John Betjeman was born in London on 28 August 1906. He was educated at Marlborough and Magdalen College, Oxford. In 1931 his first book of poems, 'Mount Zion', was published by an old Oxford friend, Edward James. His second book was 'Ghastly Good Taste', a commentary on architecture, published in 1934. He was knighted in 1969 and was appointed Poet Laureate in 1972. John Betjeman died on 19 May 1984 at his home in Trebetherick, Cornwall and was buried at the nearby church of St Enodoc.
William Blacker

William Blacker lived in Romania from 1996 to 2004. He now divides his time between England, Romania and Italy. He has contributed articles and photographs to the Daily Telegraph, Ecologist, Art Newspaper and The Times. ALONG THE ENCHANTED WAY was shortlisted for the Dolman Travel Prize in 2010.
Michael Bloch

Michael Bloch read law at St John's College, Cambridge and was called to the bar by the Inner Temple. Appointed James Lees-Milne's literary executor in 1997, he edited the final five volumes of the complete diary as well as abridging it into three volumes, DIARIES, 1942-1954, DIARIES, 1971-1983 and DIARIES, 1984-1997. He also wrote the acclaimed biography, JAMES LEES-MILNE: THE LIFE. Find out more at www.jamesleesmilne.com
Anne Boston

Anne Boston has written and edited for various publications including Nova, Cosmopolitan, Sunday Times, New Society and Country Living.
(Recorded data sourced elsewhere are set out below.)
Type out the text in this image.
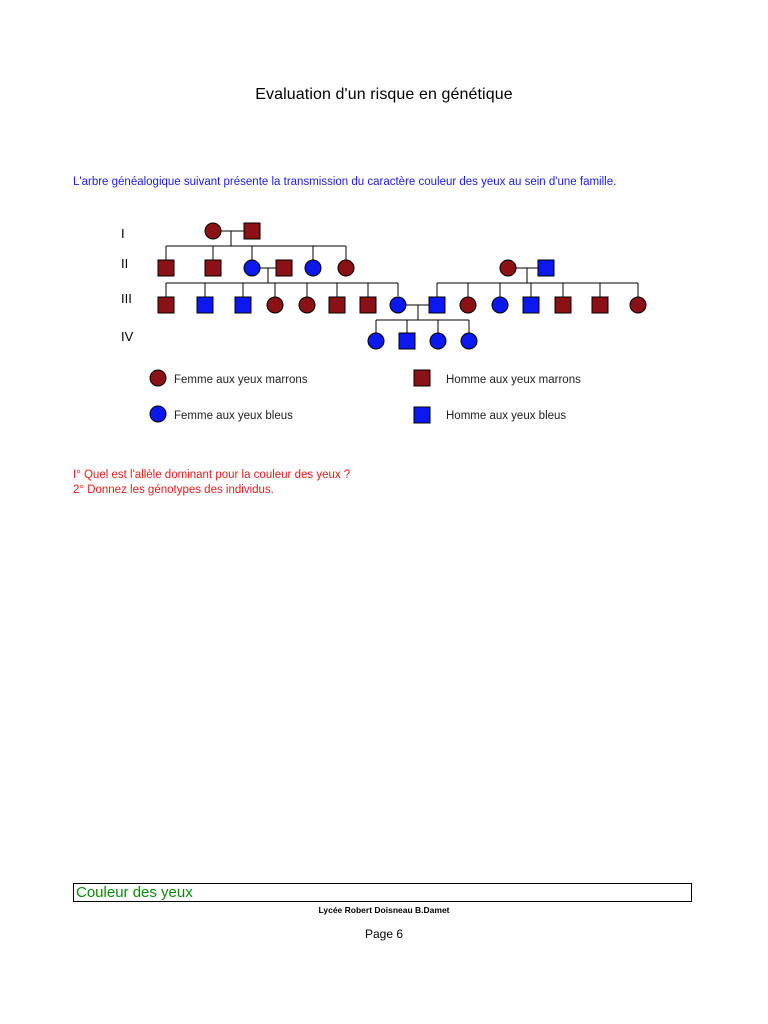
Evaluation d'un risque en génétique
L'arbre généalogique suivant présente la transmission du caractère couleur des yeux au sein d'une famille.
I
II
III
IV
Femme aux yeux marrons	Homme aux yeux marrons
Femme aux yeux bleus	Homme aux yeux bleus
I° Quel est l'allèle dominant pour la couleur des yeux ?
2° Donnez les génotypes des individus.
Couleur des yeux
Lycée Robert Doisneau B.Damet
Page 6
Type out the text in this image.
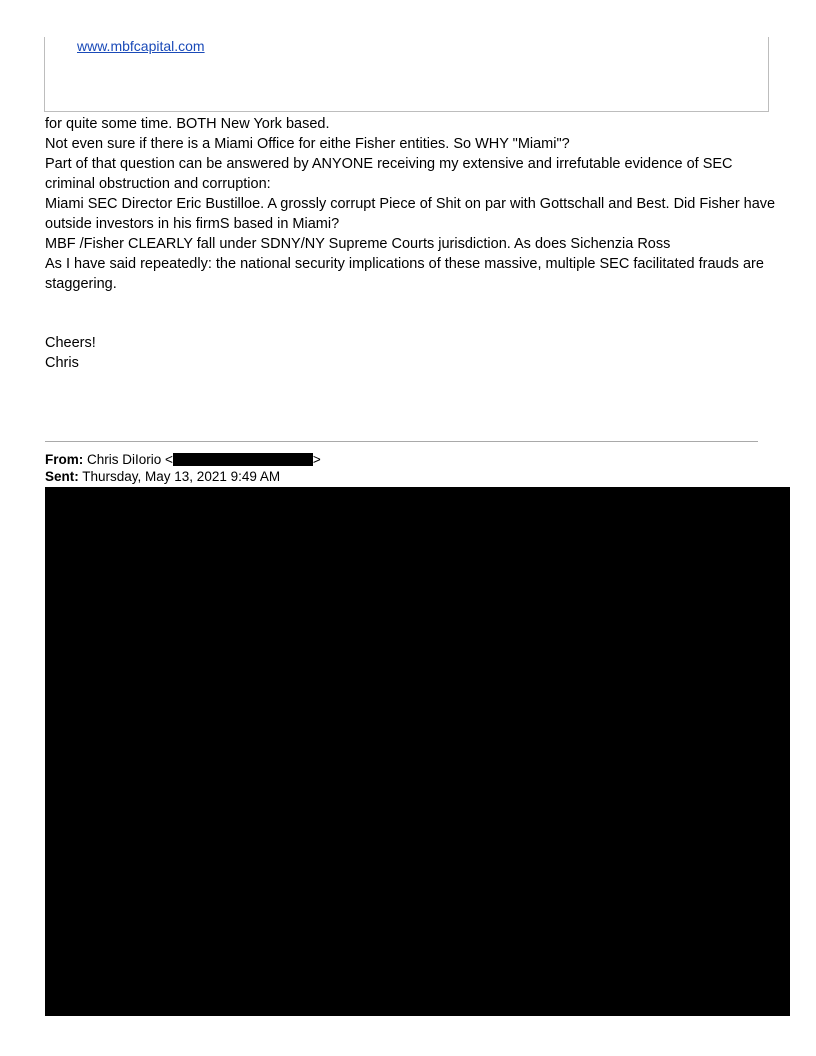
www.mbfcapital.com

for quite some time. BOTH New York based.

Not even sure if there is a Miami Office for eithe Fisher entities. So WHY "Miami"?

Part of that question can be answered by ANYONE receiving my extensive and irrefutable evidence of SEC criminal obstruction and corruption:

Miami SEC Director Eric Bustilloe. A grossly corrupt Piece of Shit on par with Gottschall and Best. Did Fisher have outside investors in his firmS based in Miami?

MBF /Fisher CLEARLY fall under SDNY/NY Supreme Courts jurisdiction. As does Sichenzia Ross

As I have said repeatedly: the national security implications of these massive, multiple SEC facilitated frauds are staggering.

Cheers!

Chris

From: Chris DiIorio <	>
Sent: Thursday, May 13, 2021 9:49 AM
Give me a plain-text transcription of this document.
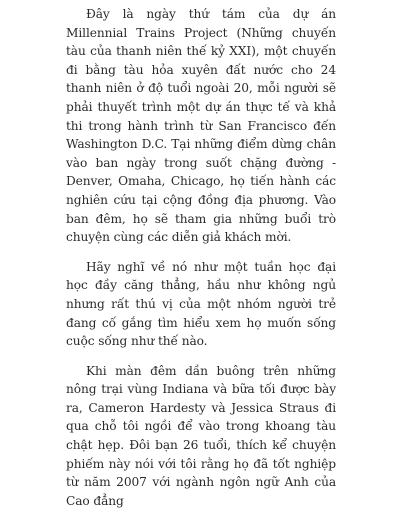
Đây là ngày thứ tám của dự án Millennial Trains Project (Những chuyến tàu của thanh niên thế kỷ XXI), một chuyến đi bằng tàu hỏa xuyên đất nước cho 24 thanh niên ở độ tuổi ngoài 20, mỗi người sẽ phải thuyết trình một dự án thực tế và khả thi trong hành trình từ San Francisco đến Washington D.C. Tại những điểm dừng chân vào ban ngày trong suốt chặng đường - Denver, Omaha, Chicago, họ tiến hành các nghiên cứu tại cộng đồng địa phương. Vào ban đêm, họ sẽ tham gia những buổi trò chuyện cùng các diễn giả khách mời.

Hãy nghĩ về nó như một tuần học đại học đầy căng thẳng, hầu như không ngủ nhưng rất thú vị của một nhóm người trẻ đang cố gắng tìm hiểu xem họ muốn sống cuộc sống như thế nào.

Khi màn đêm dần buông trên những nông trại vùng Indiana và bữa tối được bày ra, Cameron Hardesty và Jessica Straus đi qua chỗ tôi ngồi để vào trong khoang tàu chật hẹp. Đôi bạn 26 tuổi, thích kể chuyện phiếm này nói với tôi rằng họ đã tốt nghiệp từ năm 2007 với ngành ngôn ngữ Anh của Cao đẳng
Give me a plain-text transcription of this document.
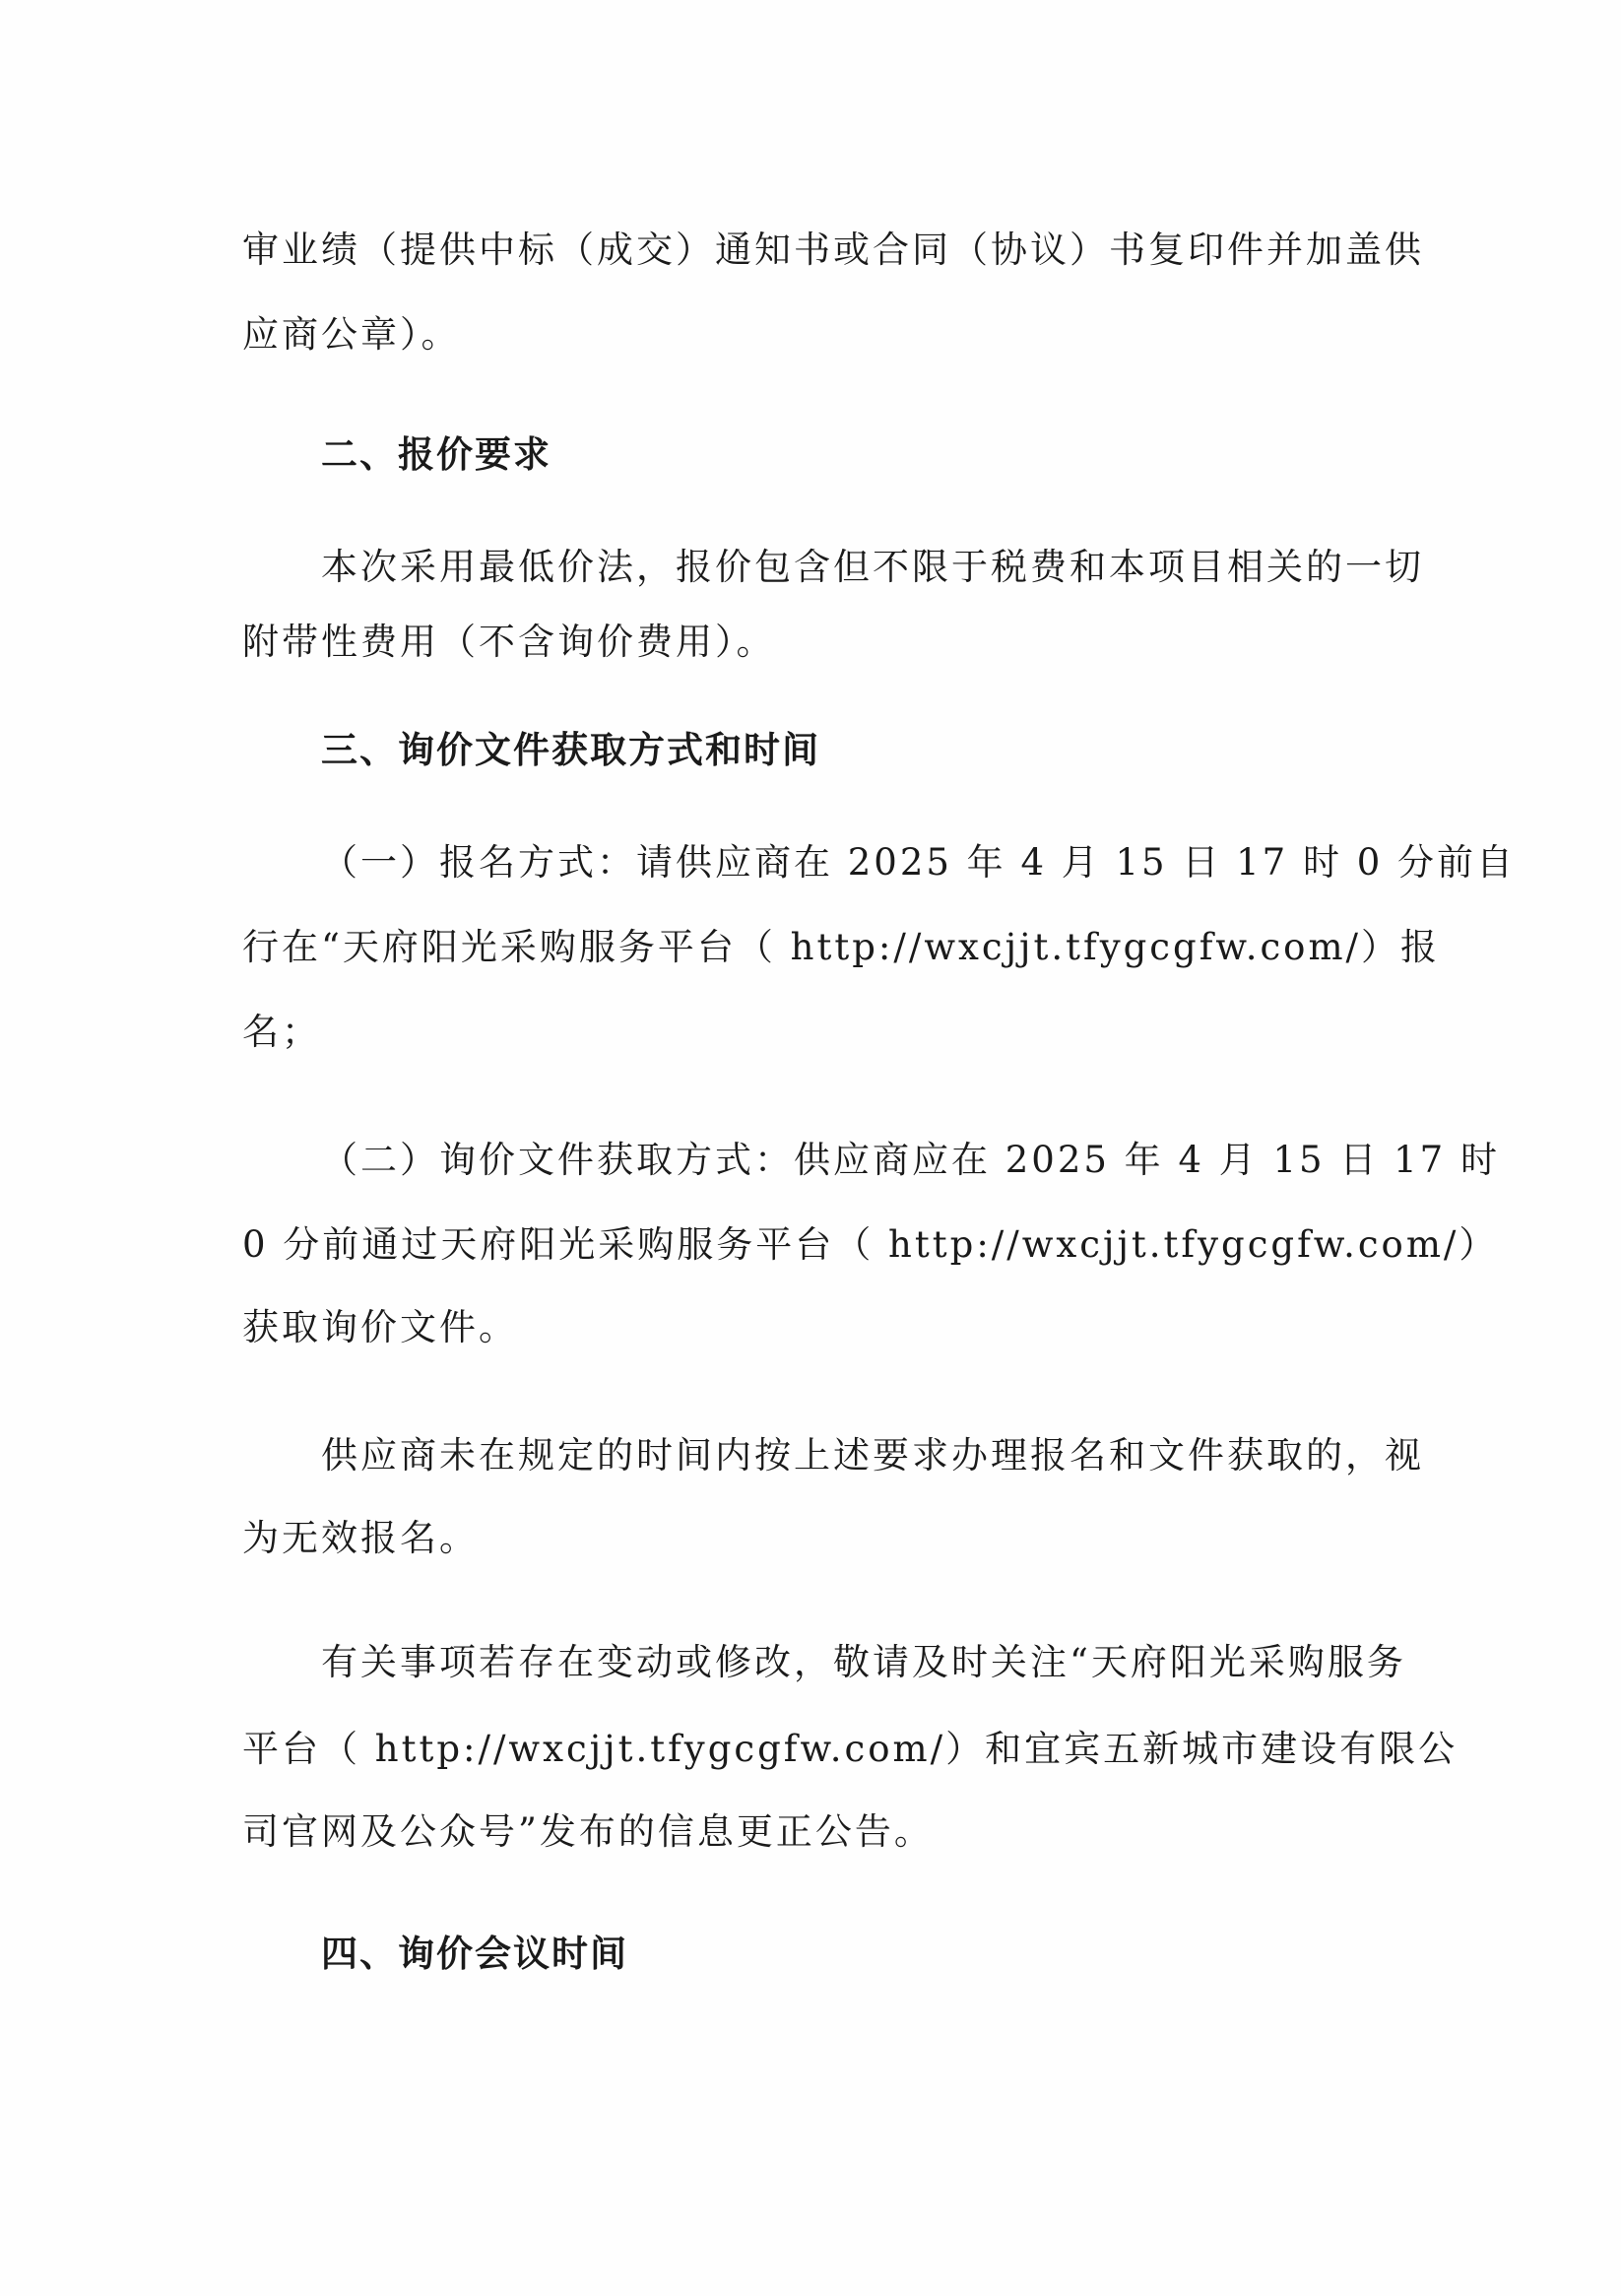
审业绩（提供中标（成交）通知书或合同（协议）书复印件并加盖供
应商公章）。
二、报价要求
本次采用最低价法，报价包含但不限于税费和本项目相关的一切
附带性费用（不含询价费用）。
三、询价文件获取方式和时间
（一）报名方式：请供应商在 2025 年 4 月 15 日 17 时 0 分前自
行在“天府阳光采购服务平台（ http://wxcjjt.tfygcgfw.com/）报
名；
（二）询价文件获取方式：供应商应在 2025 年 4 月 15 日 17 时
0 分前通过天府阳光采购服务平台（ http://wxcjjt.tfygcgfw.com/）
获取询价文件。
供应商未在规定的时间内按上述要求办理报名和文件获取的，视
为无效报名。
有关事项若存在变动或修改，敬请及时关注“天府阳光采购服务
平台（ http://wxcjjt.tfygcgfw.com/）和宜宾五新城市建设有限公
司官网及公众号”发布的信息更正公告。
四、询价会议时间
Her anthology Wave Me Goodbye: Stories of the Second World War was published in 1988.
James Buchan

James Buchan first visited Iran nearly forty years ago. A student of Persian and Arabic, he was for many years a correspondent of the Financial Times in the Middle East, and later in central Europe and the US. He has written more than a dozen works of fiction and history including a portrait of Edinburgh in the eighteenth century (Capital of the Mind), a biography of the Scottish philosopher Adam Smith (Adam Smith and the Pursuit of Perfect Liberty) and a philosophy of money (Frozen Desire). His most recent book is Days of God: The Revolution in Iran and its Consequences. He works a small farm in Norfolk.